Genomic Characterisation of a Novel Avipoxvirus Isolated from an Endangered Yellow-Eyed Penguin (Megadyptes antipodes)

Abstract

Emerging viral diseases have become a significant concern due to their potential consequences for animal and environmental health. Over the past few decades, it has become clear that viruses emerging in wildlife may pose a major threat to vulnerable or endangered species. Diphtheritic stomatitis, likely to be caused by an avipoxvirus, has been recognised as a significant cause of mortality for the endangered yellow-eyed penguin (Megadyptes antipodes) in New Zealand. However, the avipoxvirus that infects yellow-eyed penguins has remained uncharacterised. Here, we report the complete genome of a novel avipoxvirus, penguinpox virus 2 (PEPV2), which was derived from a virus isolate obtained from a skin lesion of a yellow-eyed penguin. The PEPV2 genome is 349.8 kbp in length and contains 327 predicted genes; five of these genes were found to be unique, while a further two genes were absent compared to shearwaterpox virus 2 (SWPV2). In comparison with penguinpox virus (PEPV) isolated from an African penguin, there was a lack of conservation within the central region of the genome. Subsequent phylogenetic analyses of the PEPV2 genome positioned it within a distinct subclade comprising the recently isolated avipoxvirus genome sequences from shearwater, canary, and magpie bird species, and demonstrated a high degree of sequence similarity with SWPV2 (96.27%). This is the first reported genome sequence of PEPV2 from a yellow-eyed penguin and will help to track the evolution of avipoxvirus infections in this rare and endangered species.

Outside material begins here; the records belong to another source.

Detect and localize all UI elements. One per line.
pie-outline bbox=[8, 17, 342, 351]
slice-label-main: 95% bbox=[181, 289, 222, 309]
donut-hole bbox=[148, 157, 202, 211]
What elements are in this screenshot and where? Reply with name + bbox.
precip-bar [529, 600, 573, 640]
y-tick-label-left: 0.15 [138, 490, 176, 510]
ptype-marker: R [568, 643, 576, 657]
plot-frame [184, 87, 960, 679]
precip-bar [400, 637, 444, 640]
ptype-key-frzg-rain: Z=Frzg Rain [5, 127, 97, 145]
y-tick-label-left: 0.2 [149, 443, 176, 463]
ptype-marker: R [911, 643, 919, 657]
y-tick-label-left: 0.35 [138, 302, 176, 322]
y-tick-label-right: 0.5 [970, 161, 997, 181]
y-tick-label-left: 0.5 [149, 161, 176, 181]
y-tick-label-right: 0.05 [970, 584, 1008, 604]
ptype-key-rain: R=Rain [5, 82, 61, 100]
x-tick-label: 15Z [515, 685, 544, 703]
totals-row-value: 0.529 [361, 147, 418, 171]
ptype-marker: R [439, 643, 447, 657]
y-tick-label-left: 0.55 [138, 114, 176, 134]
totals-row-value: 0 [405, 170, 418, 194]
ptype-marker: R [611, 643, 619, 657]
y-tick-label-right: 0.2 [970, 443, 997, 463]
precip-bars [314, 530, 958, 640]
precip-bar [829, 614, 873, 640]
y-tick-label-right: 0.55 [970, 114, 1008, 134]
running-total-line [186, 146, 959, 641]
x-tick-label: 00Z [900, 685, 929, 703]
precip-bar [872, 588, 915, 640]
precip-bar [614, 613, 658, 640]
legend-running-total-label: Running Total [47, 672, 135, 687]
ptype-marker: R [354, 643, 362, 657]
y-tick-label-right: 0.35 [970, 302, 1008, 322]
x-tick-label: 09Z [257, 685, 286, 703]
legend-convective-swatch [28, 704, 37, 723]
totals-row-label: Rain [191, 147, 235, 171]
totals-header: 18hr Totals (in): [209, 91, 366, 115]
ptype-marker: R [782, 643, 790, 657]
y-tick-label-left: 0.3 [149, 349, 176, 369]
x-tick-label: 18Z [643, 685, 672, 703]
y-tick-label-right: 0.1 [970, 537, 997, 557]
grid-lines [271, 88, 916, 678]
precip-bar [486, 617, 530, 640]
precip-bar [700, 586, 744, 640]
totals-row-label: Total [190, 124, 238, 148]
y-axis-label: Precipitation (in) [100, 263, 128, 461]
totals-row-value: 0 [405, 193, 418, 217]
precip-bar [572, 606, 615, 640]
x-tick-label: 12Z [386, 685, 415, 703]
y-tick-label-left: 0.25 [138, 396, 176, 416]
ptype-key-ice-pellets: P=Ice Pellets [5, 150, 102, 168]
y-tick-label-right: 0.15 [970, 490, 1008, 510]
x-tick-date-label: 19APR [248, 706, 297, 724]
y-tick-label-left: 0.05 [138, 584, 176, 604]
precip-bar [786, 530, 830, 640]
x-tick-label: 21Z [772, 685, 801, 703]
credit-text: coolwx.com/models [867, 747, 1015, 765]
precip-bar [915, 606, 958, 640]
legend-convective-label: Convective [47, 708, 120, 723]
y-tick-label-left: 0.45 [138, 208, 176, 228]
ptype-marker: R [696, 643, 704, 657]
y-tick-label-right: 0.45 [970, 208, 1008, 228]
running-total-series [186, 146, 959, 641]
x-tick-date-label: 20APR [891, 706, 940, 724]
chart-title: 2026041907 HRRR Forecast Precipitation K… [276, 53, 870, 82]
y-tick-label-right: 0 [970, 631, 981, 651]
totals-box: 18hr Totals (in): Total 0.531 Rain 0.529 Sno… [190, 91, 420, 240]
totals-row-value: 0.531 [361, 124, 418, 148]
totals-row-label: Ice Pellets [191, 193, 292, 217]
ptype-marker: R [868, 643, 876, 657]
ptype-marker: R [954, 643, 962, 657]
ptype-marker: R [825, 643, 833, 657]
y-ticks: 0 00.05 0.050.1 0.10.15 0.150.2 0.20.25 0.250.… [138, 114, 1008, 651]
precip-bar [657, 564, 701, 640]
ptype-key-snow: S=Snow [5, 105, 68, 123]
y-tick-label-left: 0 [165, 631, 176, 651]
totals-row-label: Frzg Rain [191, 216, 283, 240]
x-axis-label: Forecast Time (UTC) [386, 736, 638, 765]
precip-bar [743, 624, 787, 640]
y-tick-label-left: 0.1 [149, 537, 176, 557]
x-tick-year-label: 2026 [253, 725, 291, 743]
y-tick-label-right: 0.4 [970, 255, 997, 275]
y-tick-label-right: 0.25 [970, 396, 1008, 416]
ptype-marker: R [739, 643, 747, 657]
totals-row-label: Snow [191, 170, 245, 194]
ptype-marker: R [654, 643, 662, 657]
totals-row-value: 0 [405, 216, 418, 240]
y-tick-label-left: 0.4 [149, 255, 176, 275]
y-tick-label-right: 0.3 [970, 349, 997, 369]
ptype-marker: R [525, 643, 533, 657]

Keywords: avipoxvirus; complete genome; endangered yellow-eyed penguin; evolution; penguinpox virus 2.

Figure 1

Genomic illustration of the novel PEPV2. The arrows depict the direction of transcription of genes and open reading frames (ORFs). Each gene or ORF is colour coded, as indicated by the key in the legend. The top graph represents the mean pairwise sequence identity over all pairs in the column between PEPV2 and SWPV2 (green: 100% identity; mustard: ≥30% and <100% identity; red: <30% identity).

Figure 2

Dot plots of the PEPV2 genome (x-axis) vs. other sequenced avipoxvirus genomes (y-axis). (A) PEPV2 vs. SWPV2, (B) PEPV2 vs. CNPV, (C) PEPV2 vs. PEPV, and (D) PEPV2 vs. SWPV1. The Classic colour scheme was chosen in Geneious (version 10.2.2) for the dot plot lines according to the length of the match, from blue for short matches to red for matches over 100 bp long. Black arrows indicate the first region of major difference (PEPV2-158 to -170) and orange arrows indicate the second region of major difference (PEPV2-214 to -236). Window size = 12.

Figure 3

Phylogenetic relationship between PEPV2 and other chordopoxviruses. A maximum likelihood (ML) tree was constructed from multiple alignments of the concatenated amino acid sequences of the selected nine poxvirus core proteins using Geneious (version 10.2.2). The numbers on the left show bootstrap values as percentages. The labels were aligned in the ML tree. The labels at branch tips refer to original ChPV GenBank accession numbers followed by abbreviated species names. The following abbreviations and GenBank accession details for the selected ChPVs used are: penguinpox virus 2 (PEPV2; MW296038), fowlpox virus standard vaccine strain (FWPV-S; MW142017), canarypox virus (CNPV; AY318871), pigeonpox virus (FeP2; KJ801920), penguinpox virus (PEPV; KJ859677), fowlpox virus (FWPV; AF198100, MF766430-32, MH709124-25, MH719203, MH734528, and AJ581527), fowlpox virus Australian vaccine strain (FWPV-S; MW142017) [48], shearwaterpox virus 1 (SWPV1; KX857216), shearwaterpox virus 2 (SWPV2; KX857215), turkeypox virus (TKPV; NC_028238); flamingopox virus (FGPV; MF678796), magpiepox virus (MPPV; MK903864), and mudlarkpox virus (MLPV; MT978051). Saltwater crocodile poxvirus (SwCRV1; MG450915) [38] was used as an outgroup. The novel PEPV2 is shown in bold font and pink text.